Vinyasa – To enter the posture, position your feet parallel, wider than the shoulders, and about three feet apart. The distance can be navigated depending on a number of factors, but I recommend finding a place of feeling grounded and balanced. From here, turn the left foot out ninety degrees and turn the right foot inward about 10 degrees. With an inhale, raise the arms parallel to the ground. As you exhale, begin your side bend and ease your left hand towards your mid-shin. If you feel balanced slowly turn the gaze upward. As you inhale, gradually return to your starting position. I recommend practicing this Vinyasa 4-8 times until you get a sense of where you might hold the asana. The hand can rest lightly on the shin or come down along the inside of the leg.

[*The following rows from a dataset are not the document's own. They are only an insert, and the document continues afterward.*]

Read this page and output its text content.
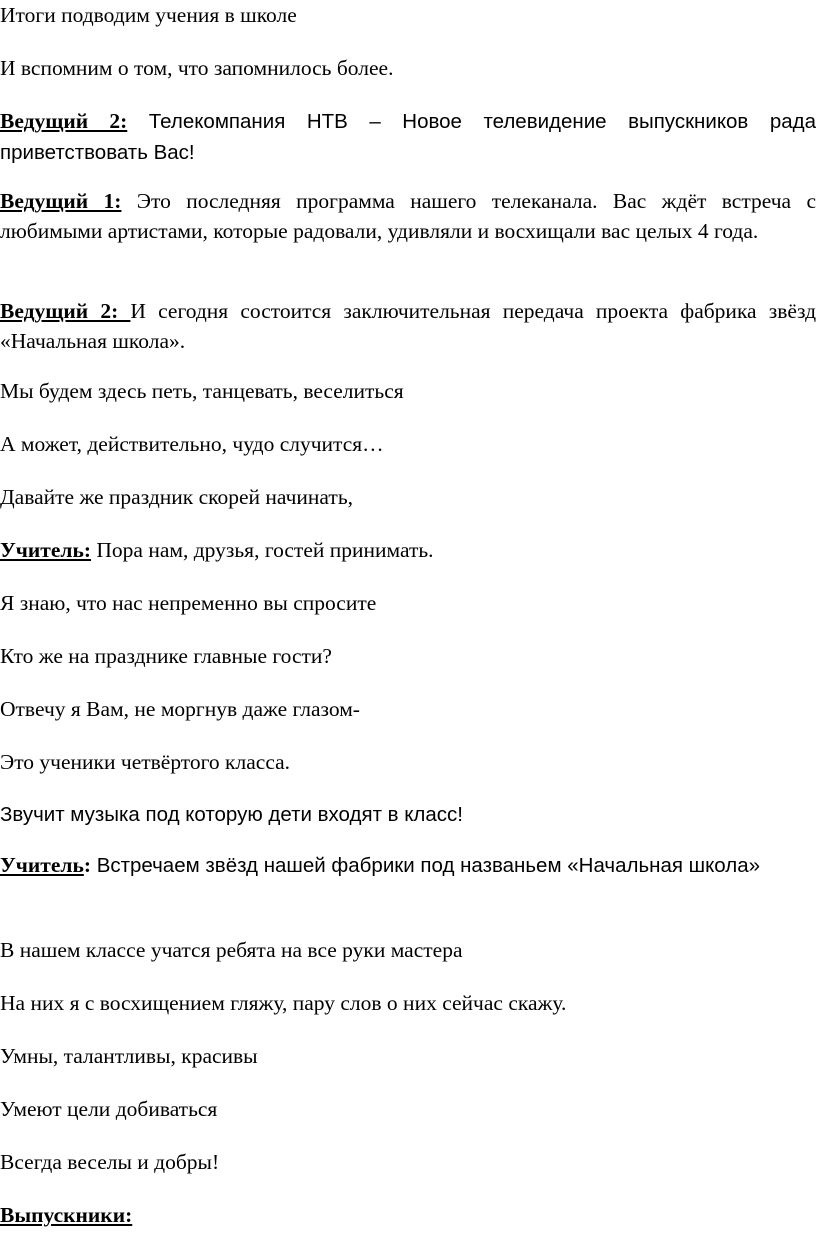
Итоги подводим учения в школе
И вспомним о том, что запомнилось более.
Ведущий 2: Телекомпания НТВ – Новое телевидение выпускников рада приветствовать Вас!
Ведущий 1: Это последняя программа нашего телеканала. Вас ждёт встреча с любимыми артистами, которые радовали, удивляли и восхищали вас целых 4 года.
Ведущий 2: И сегодня состоится заключительная передача проекта фабрика звёзд «Начальная школа».
Мы будем здесь петь, танцевать, веселиться
А может, действительно, чудо случится…
Давайте же праздник скорей начинать,
Учитель: Пора нам, друзья, гостей принимать.
Я знаю, что нас непременно вы спросите
Кто же на празднике главные гости?
Отвечу я Вам, не моргнув даже глазом-
Это ученики четвёртого класса.
Звучит музыка под которую дети входят в класс!
Учитель: Встречаем звёзд нашей фабрики под названьем «Начальная школа»
В нашем классе учатся ребята на все руки мастера
На них я с восхищением гляжу, пару слов о них сейчас скажу.
Умны, талантливы, красивы
Умеют цели добиваться
Всегда веселы и добры!
Выпускники:
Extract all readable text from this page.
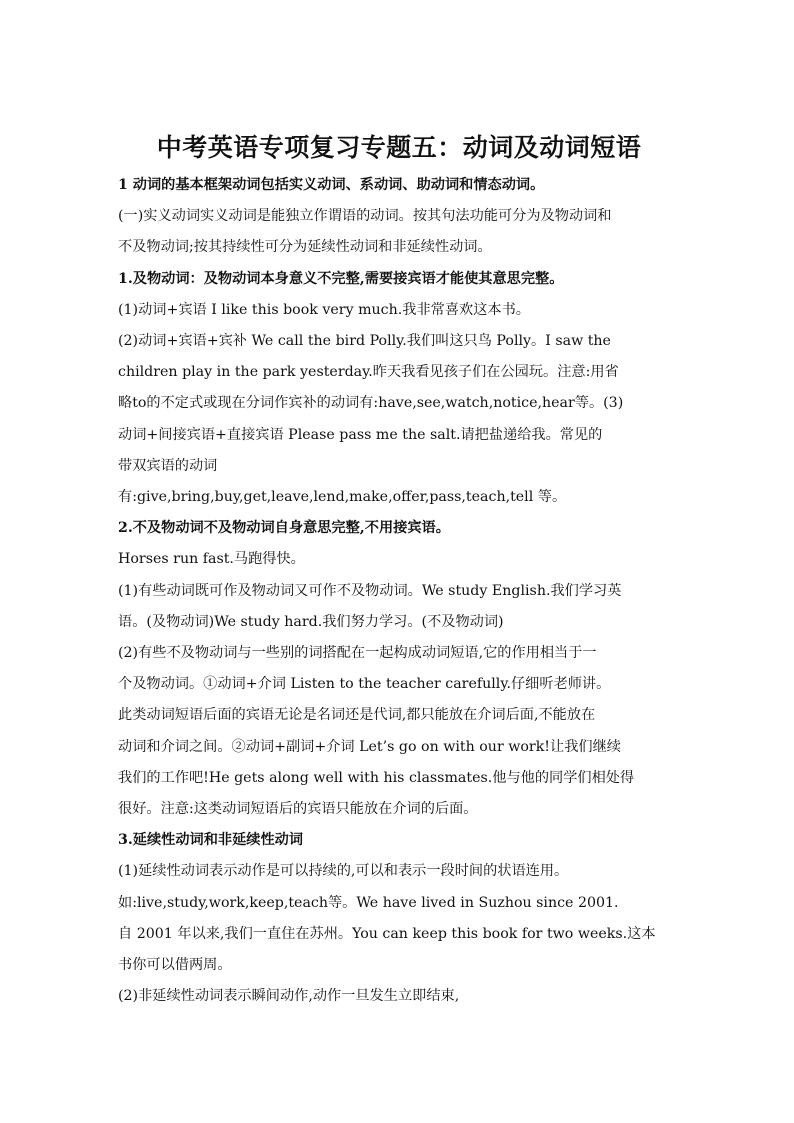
中考英语专项复习专题五：动词及动词短语
1 动词的基本框架动词包括实义动词、系动词、助动词和情态动词。
(一)实义动词实义动词是能独立作谓语的动词。按其句法功能可分为及物动词和
不及物动词;按其持续性可分为延续性动词和非延续性动词。
1.及物动词：及物动词本身意义不完整,需要接宾语才能使其意思完整。
(1)动词+宾语 I like this book very much.我非常喜欢这本书。
(2)动词+宾语+宾补 We call the bird Polly.我们叫这只鸟 Polly。I saw the
children play in the park yesterday.昨天我看见孩子们在公园玩。注意:用省
略to的不定式或现在分词作宾补的动词有:have,see,watch,notice,hear等。(3)
动词+间接宾语+直接宾语 Please pass me the salt.请把盐递给我。常见的
带双宾语的动词
有:give,bring,buy,get,leave,lend,make,offer,pass,teach,tell 等。
2.不及物动词不及物动词自身意思完整,不用接宾语。
Horses run fast.马跑得快。
(1)有些动词既可作及物动词又可作不及物动词。We study English.我们学习英
语。(及物动词)We study hard.我们努力学习。(不及物动词)
(2)有些不及物动词与一些别的词搭配在一起构成动词短语,它的作用相当于一
个及物动词。①动词+介词 Listen to the teacher carefully.仔细听老师讲。
此类动词短语后面的宾语无论是名词还是代词,都只能放在介词后面,不能放在
动词和介词之间。②动词+副词+介词 Let’s go on with our work!让我们继续
我们的工作吧!He gets along well with his classmates.他与他的同学们相处得
很好。注意:这类动词短语后的宾语只能放在介词的后面。
3.延续性动词和非延续性动词
(1)延续性动词表示动作是可以持续的,可以和表示一段时间的状语连用。
如:live,study,work,keep,teach等。We have lived in Suzhou since 2001.
自 2001 年以来,我们一直住在苏州。You can keep this book for two weeks.这本
书你可以借两周。
(2)非延续性动词表示瞬间动作,动作一旦发生立即结束,
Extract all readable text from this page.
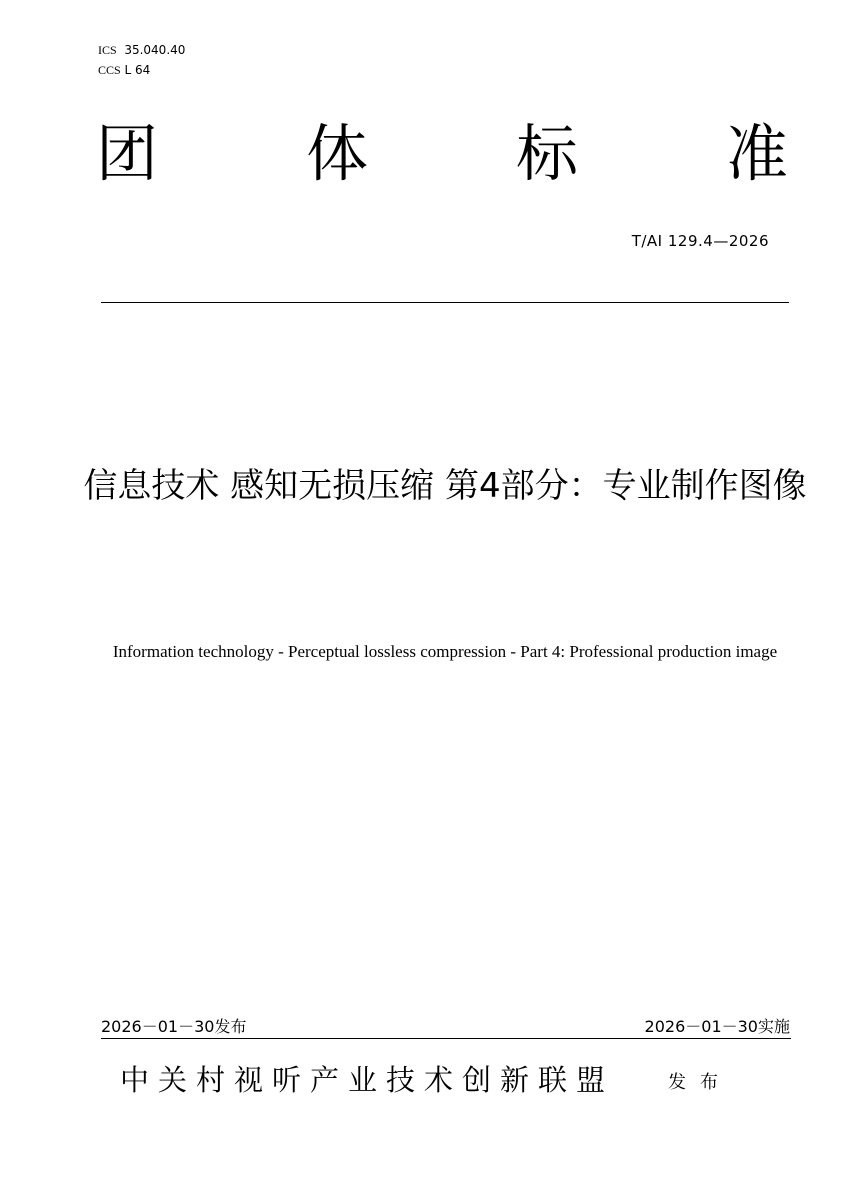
ICS 35.040.40
CCS L 64
团 体 标 准
T/AI 129.4—2026
信息技术 感知无损压缩 第4部分：专业制作图像
Information technology - Perceptual lossless compression - Part 4: Professional production image
2026－01－30发布	2026－01－30实施
中关村视听产业技术创新联盟	发布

Support – In trikonasana, as in many lateral or side-bending poses, one should try to be aware of their sacroiliac, hip, and knee joints. I recommend trying to prevent strain in your hamstring, hips and lower back in order to ensure safety in the posture. If you notice pinching in any of these areas, or you notice strain around or behind your knee, try staying higher in the pose by resting the hand on either your shin or a block set to the inside of the foot. If the pinching or strain does not abate, I recommend coming out of the asana and shortening the distance between your feet before reentering.
Balancing or Counter-poses – After exploring both your left and right sides, I recommend a gentle forward-fold as a counter pose. Some options include: Chakravakasana (Cat and Cow), Uttanasna, Prasarita Padottanasana or Paschimatanasana.